In the beginning, news reports were a constant scroll across the bottom of my TV screen. I remember thinking how stupid that was since power was already so sketchy, there was no guarantee people who actually needed the information were getting it. Then I would laugh because I kept the channel on all day long, just for the white noise. The quiet was hard to take.
Prepping for pending doom wasn’t like waiting for a monster storm, but the routine was comforting. Nothing would make a difference. Fresh water and stores of canned food would go unused, a gassed generator would sit idle – if it didn’t go up in a fireball, and the plywood covering my windows would only make the inevitable more frightening. I was seriously considering leaving the windows open. I wanted to see what was coming. The anticipation was making me stabby.

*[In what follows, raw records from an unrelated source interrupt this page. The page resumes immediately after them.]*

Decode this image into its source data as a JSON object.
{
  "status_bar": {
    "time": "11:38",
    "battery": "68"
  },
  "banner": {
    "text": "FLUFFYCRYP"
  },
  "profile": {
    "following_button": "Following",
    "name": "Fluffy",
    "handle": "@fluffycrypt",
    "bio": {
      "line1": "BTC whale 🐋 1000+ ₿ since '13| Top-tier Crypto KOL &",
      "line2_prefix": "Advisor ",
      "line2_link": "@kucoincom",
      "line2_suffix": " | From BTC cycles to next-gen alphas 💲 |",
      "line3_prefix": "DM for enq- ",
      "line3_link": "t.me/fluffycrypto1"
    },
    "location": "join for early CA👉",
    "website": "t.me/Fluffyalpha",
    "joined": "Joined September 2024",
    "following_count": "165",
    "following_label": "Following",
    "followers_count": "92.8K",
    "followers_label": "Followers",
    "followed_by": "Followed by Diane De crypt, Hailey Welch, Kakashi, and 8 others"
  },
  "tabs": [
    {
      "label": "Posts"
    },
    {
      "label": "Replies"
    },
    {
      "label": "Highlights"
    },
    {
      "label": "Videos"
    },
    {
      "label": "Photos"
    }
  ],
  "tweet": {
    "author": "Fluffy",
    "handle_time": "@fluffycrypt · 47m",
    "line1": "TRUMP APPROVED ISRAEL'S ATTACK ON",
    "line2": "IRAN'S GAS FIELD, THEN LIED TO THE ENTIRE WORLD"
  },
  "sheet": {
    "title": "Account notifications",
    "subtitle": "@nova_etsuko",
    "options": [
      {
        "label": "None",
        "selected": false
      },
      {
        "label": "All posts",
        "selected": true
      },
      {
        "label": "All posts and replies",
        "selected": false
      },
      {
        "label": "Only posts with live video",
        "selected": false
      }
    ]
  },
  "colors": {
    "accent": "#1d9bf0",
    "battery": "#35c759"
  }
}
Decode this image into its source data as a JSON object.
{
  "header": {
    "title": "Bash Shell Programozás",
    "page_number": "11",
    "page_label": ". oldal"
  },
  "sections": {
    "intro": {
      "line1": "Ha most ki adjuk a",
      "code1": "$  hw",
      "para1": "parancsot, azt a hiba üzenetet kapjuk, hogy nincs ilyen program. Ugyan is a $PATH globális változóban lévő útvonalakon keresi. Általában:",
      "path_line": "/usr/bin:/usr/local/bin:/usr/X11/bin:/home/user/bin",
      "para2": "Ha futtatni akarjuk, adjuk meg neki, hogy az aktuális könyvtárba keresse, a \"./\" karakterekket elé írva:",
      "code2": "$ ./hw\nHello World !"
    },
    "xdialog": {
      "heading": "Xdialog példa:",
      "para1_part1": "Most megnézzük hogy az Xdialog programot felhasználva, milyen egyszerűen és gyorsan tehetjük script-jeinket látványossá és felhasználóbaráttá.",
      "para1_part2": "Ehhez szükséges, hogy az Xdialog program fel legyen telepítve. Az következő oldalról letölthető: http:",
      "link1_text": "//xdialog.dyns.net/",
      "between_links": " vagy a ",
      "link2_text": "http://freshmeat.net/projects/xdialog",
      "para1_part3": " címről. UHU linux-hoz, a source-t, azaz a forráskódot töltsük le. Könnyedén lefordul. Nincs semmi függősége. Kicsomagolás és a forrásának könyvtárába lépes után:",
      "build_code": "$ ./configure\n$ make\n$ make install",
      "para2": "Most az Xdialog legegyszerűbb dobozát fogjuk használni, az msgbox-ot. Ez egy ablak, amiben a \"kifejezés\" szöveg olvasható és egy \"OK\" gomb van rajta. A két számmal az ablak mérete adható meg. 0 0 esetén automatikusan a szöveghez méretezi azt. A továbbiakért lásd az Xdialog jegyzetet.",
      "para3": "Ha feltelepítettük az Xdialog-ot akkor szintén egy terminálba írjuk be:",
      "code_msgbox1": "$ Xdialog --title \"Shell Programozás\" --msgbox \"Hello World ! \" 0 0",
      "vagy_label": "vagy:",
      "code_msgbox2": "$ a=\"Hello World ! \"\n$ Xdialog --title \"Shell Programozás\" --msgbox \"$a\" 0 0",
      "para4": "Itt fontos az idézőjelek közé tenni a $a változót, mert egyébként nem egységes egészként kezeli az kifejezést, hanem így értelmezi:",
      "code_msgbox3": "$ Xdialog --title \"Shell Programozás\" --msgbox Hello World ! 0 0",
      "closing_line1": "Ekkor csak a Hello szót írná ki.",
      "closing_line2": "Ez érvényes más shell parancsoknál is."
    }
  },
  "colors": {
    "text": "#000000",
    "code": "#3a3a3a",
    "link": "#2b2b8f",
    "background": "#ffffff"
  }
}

I desperately needed to keep my shit together. If I was going to die, I was sure as hell doing it on my terms. There would be no panicking, no mental melt downs, I’d keep it classy.
Some of my neighbors already left, abandoning their homes, heading who knows where. There was no escaping, but if it made them feel better, who was I to begrudge the effort.
The others who stayed, hid in their houses, refusing to come outside. I still sat on my porch on warm evenings. The sunsets were spectacular. Knowing the vivid colors were filtered through smoke and toxins left me feeling rebellious for watching.
The gas mask we bought last summer, a junk store find, turned out to be prophetic. I had no idea if it still worked, though just having it close gave me a sense of calm.
When the end comes, I hope it happens during the day where I can face down the demons. I don’t want it to come in the dark, like some lame bogeyman nightmare.